If we don't require strict consistency, we can go with a Gossip protocol to propagate the updates via message exchanges. A vector clock is used to help with the messaging. Both the client and replicas maintain vector clocks Each local vector clock merges the timestamp by picking out the maximum value. The client does not share its vector clock, only the replicas do
We now discuss the gossip protocol. This comes in useful to propagate the changes. 
In state transfer model, each replica maintains a state version tree which contains all the conflicting updates. When the client sends its vector clock, the replicas will check whether the client state precedes any of its current versions and discard it accordingly. When it receives updates from other replicas via gossip, it will merge the version trees. 
In operation transfer model, each replica replica has to first apply all operations corresponding to the cause before those corresponding to the effect. This is necessary to keep the operations in the same sequence on all replicas and is achieved by adding another entry in the vector clock, a V-state, that represents the time of the last updated state. In order that this causal order is maintained, each replica will buffer the update operation until it can be applied to the local state A tuple of two timestamps - one from the client's view and another from the replica's local view is associated with every submitted operation. This now comes in useful to the replica to collect all the pending operations in its queue. With its vector clock larger than that of the client, it can proceed to executing the operations. The same is true for background operations when the clients receive updates with each other's vector clock. In this case, they exchange their logs and with this, each replica will check whether certain operation can be applied because their dependencies have been applied Since the operations are sorted by vector clock in causal order, simultaneous operations can also be serialized.  The replica performing the first update gets to pick a sequence number higher than all others and everyone follows this sequence number in their vector clocks. Since operations are in different stages of processing on different replicas, a replica will not discard the operations it has completed until it sees the vector clocks from all others to have preceded it.

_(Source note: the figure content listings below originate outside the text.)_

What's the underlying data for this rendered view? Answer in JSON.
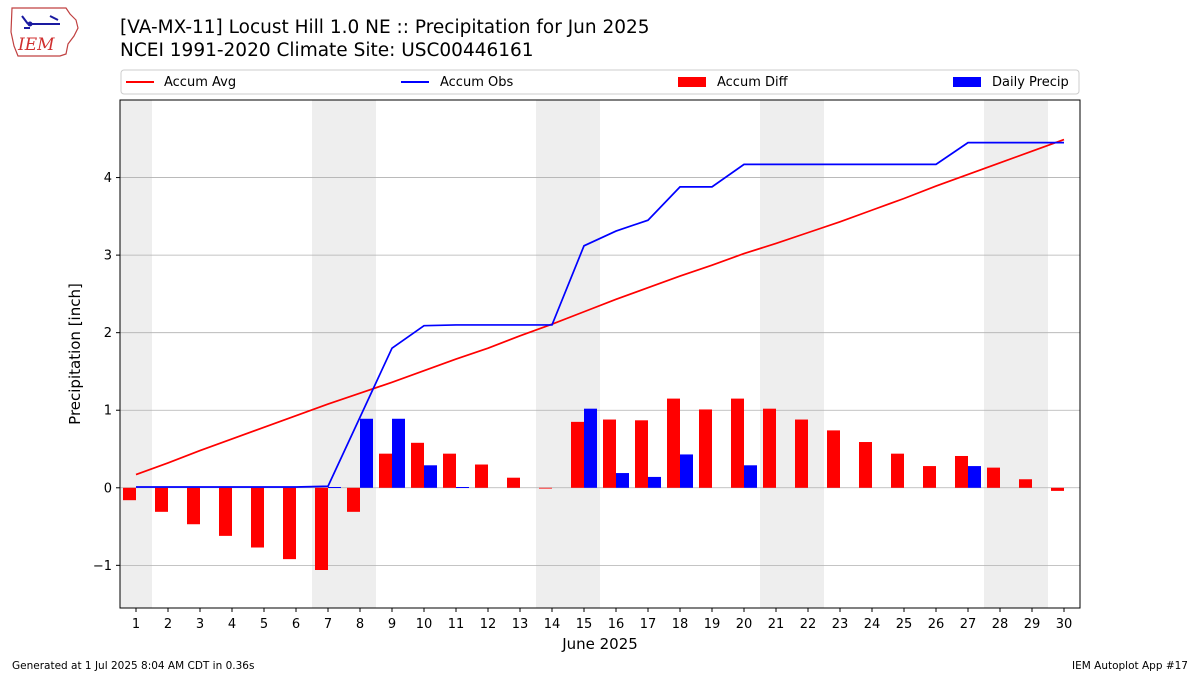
{
  "header": {
    "title_line1": "[VA-MX-11] Locust Hill 1.0 NE :: Precipitation for Jun 2025",
    "title_line2": "NCEI 1991-2020 Climate Site: USC00446161"
  },
  "logo": {
    "text": "IEM",
    "icon": "iem-state-map-logo"
  },
  "footer": {
    "left": "Generated at 1 Jul 2025 8:04 AM CDT in 0.36s",
    "right": "IEM Autoplot App #17"
  },
  "colors": {
    "avg": "#ff0000",
    "obs": "#0000ff",
    "diff": "#ff0000",
    "daily": "#0000ff",
    "weekend": "#eeeeee",
    "grid": "#b0b0b0"
  },
  "chart_data": {
    "type": "bar",
    "xlabel": "June 2025",
    "ylabel": "Precipitation [inch]",
    "ylim": [
      -1.55,
      5.0
    ],
    "yticks": [
      -1,
      0,
      1,
      2,
      3,
      4
    ],
    "xticks": [
      1,
      2,
      3,
      4,
      5,
      6,
      7,
      8,
      9,
      10,
      11,
      12,
      13,
      14,
      15,
      16,
      17,
      18,
      19,
      20,
      21,
      22,
      23,
      24,
      25,
      26,
      27,
      28,
      29,
      30
    ],
    "grid": "horizontal",
    "legend_position": "top",
    "weekend_days": [
      1,
      7,
      8,
      14,
      15,
      21,
      22,
      28,
      29
    ],
    "days": [
      1,
      2,
      3,
      4,
      5,
      6,
      7,
      8,
      9,
      10,
      11,
      12,
      13,
      14,
      15,
      16,
      17,
      18,
      19,
      20,
      21,
      22,
      23,
      24,
      25,
      26,
      27,
      28,
      29,
      30
    ],
    "series": [
      {
        "name": "Accum Avg",
        "kind": "line",
        "values": [
          0.17,
          0.32,
          0.48,
          0.63,
          0.78,
          0.93,
          1.08,
          1.22,
          1.36,
          1.51,
          1.66,
          1.8,
          1.96,
          2.11,
          2.27,
          2.43,
          2.58,
          2.73,
          2.87,
          3.02,
          3.15,
          3.29,
          3.43,
          3.58,
          3.73,
          3.89,
          4.04,
          4.19,
          4.34,
          4.49
        ]
      },
      {
        "name": "Accum Obs",
        "kind": "line",
        "values": [
          0.01,
          0.01,
          0.01,
          0.01,
          0.01,
          0.01,
          0.02,
          0.91,
          1.8,
          2.09,
          2.1,
          2.1,
          2.1,
          2.1,
          3.12,
          3.31,
          3.45,
          3.88,
          3.88,
          4.17,
          4.17,
          4.17,
          4.17,
          4.17,
          4.17,
          4.17,
          4.45,
          4.45,
          4.45,
          4.45
        ]
      },
      {
        "name": "Accum Diff",
        "kind": "bar",
        "values": [
          -0.16,
          -0.31,
          -0.47,
          -0.62,
          -0.77,
          -0.92,
          -1.06,
          -0.31,
          0.44,
          0.58,
          0.44,
          0.3,
          0.13,
          -0.01,
          0.85,
          0.88,
          0.87,
          1.15,
          1.01,
          1.15,
          1.02,
          0.88,
          0.74,
          0.59,
          0.44,
          0.28,
          0.41,
          0.26,
          0.11,
          -0.04
        ]
      },
      {
        "name": "Daily Precip",
        "kind": "bar",
        "values": [
          0,
          0,
          0,
          0,
          0,
          0,
          0.01,
          0.89,
          0.89,
          0.29,
          0.01,
          0,
          0,
          0,
          1.02,
          0.19,
          0.14,
          0.43,
          0,
          0.29,
          0,
          0,
          0,
          0,
          0,
          0,
          0.28,
          0,
          0,
          0
        ]
      }
    ]
  }
}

As a specific example, let us look at the map reduce operation over the input key list. The operations for map and reduce are sent to all the nodes whose replicas own the key ranges.  When the map operations complete, the reduce operations are executed to aggregate the results. This is different from scatter and gather because the latter requires a single point of consolidation and map-reduce doesn't. Moreover, that single point is usually the point of request whereas in map-reduce, it may vary from the node servicing the originating request. Scatter-gather is a pattern for multiprogramming or parallel programming where the data is sent with the split requests. In Map-Reduce only the computation is sent to the data resident to the nodes and they use it with their local key-ranges. All operations including map-reduce occur with causal order.

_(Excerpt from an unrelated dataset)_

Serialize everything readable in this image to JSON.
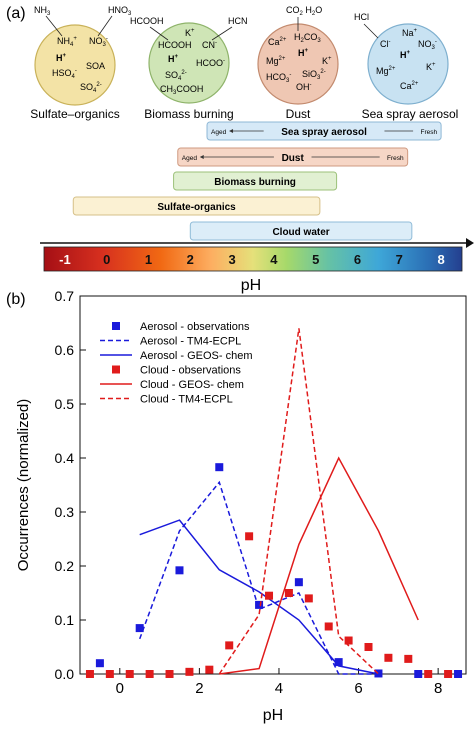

Deletes are somewhat different because when an object is deleted, its timestamp may also be lost. Therefore to handle this case, the associated metadata and timestamp information of the deleted objects is kept around long enough until confirmed by all other replicas.
Storage for the map-reduce may also be in the form of distributed files or even databases. The advantage of using databases in such cases is that they not only provide copy-on-write but also multi-version concurrency control. A bloom filter or an index can be used to determine if a key exists in a set. All operations are logged. All data and logs are flushed to disk to handle recovery for that node.

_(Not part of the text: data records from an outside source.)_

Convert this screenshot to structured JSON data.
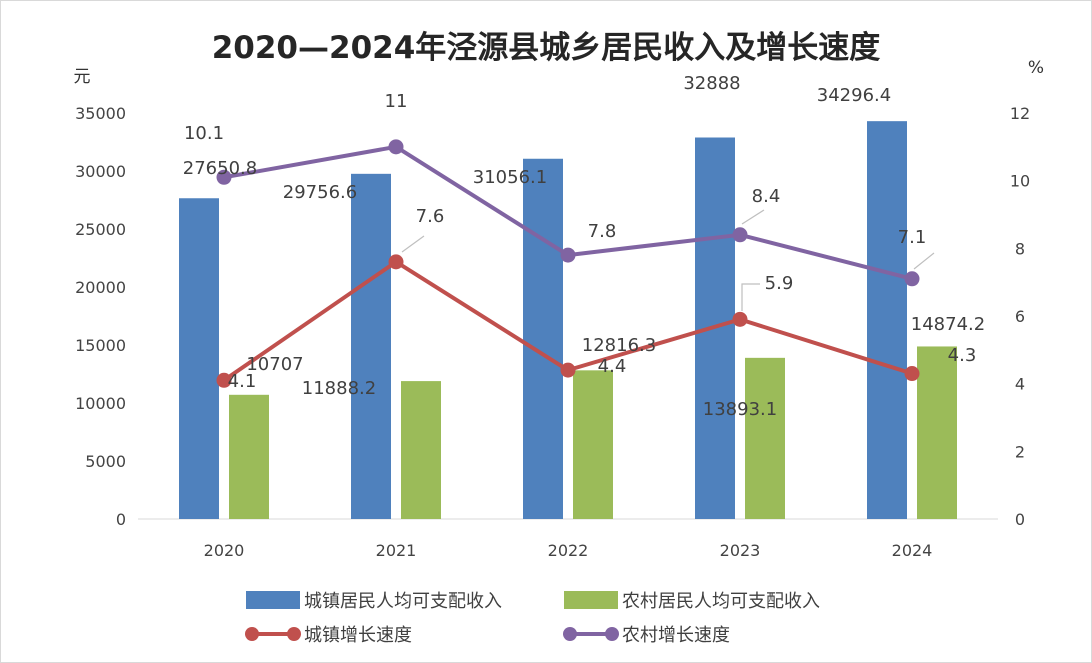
{
  "chart_data": {
    "type": "bar",
    "title": "2020—2024年泾源县城乡居民收入及增长速度",
    "categories": [
      "2020",
      "2021",
      "2022",
      "2023",
      "2024"
    ],
    "y_left": {
      "unit": "元",
      "range": [
        0,
        35000
      ],
      "ticks": [
        "0",
        "5000",
        "10000",
        "15000",
        "20000",
        "25000",
        "30000",
        "35000"
      ]
    },
    "y_right": {
      "unit": "%",
      "range": [
        0,
        12
      ],
      "ticks": [
        "0",
        "2",
        "4",
        "6",
        "8",
        "10",
        "12"
      ]
    },
    "series": [
      {
        "name": "城镇居民人均可支配收入",
        "kind": "bar",
        "axis": "left",
        "color": "#4f81bd",
        "values": [
          27650.8,
          29756.6,
          31056.1,
          32888,
          34296.4
        ],
        "labels": [
          "27650.8",
          "29756.6",
          "31056.1",
          "32888",
          "34296.4"
        ]
      },
      {
        "name": "农村居民人均可支配收入",
        "kind": "bar",
        "axis": "left",
        "color": "#9bbb59",
        "values": [
          10707,
          11888.2,
          12816.3,
          13893.1,
          14874.2
        ],
        "labels": [
          "10707",
          "11888.2",
          "12816.3",
          "13893.1",
          "14874.2"
        ]
      },
      {
        "name": "城镇增长速度",
        "kind": "line",
        "axis": "right",
        "color": "#c0504d",
        "values": [
          4.1,
          7.6,
          4.4,
          5.9,
          4.3
        ],
        "labels": [
          "4.1",
          "7.6",
          "4.4",
          "5.9",
          "4.3"
        ]
      },
      {
        "name": "农村增长速度",
        "kind": "line",
        "axis": "right",
        "color": "#8064a2",
        "values": [
          10.1,
          11,
          7.8,
          8.4,
          7.1
        ],
        "labels": [
          "10.1",
          "11",
          "7.8",
          "8.4",
          "7.1"
        ]
      }
    ],
    "grid": false,
    "legend_position": "bottom"
  }
}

It may be interesting to note that the distributed system concepts such as Lamport timestamps, Byzantine generals, are on a level different from the data store and data related operations at a local node. For example distributed query can work with other instances of databases over a network and with OLE DB data sources. In other words, this can be internalized as a database specific feature. The charm of NoSQL is the ability to replicate, scale out and add or remove more commodity servers without impacting ongoing operations. There are more than one ways to access data in a distributed manner. The block chain from Bitcoin is also a distributed database. Also, the scale out capability of NoSQL together with the requirements for transactions and strict consistency, were the motivating factors behind NewSQL data architecture.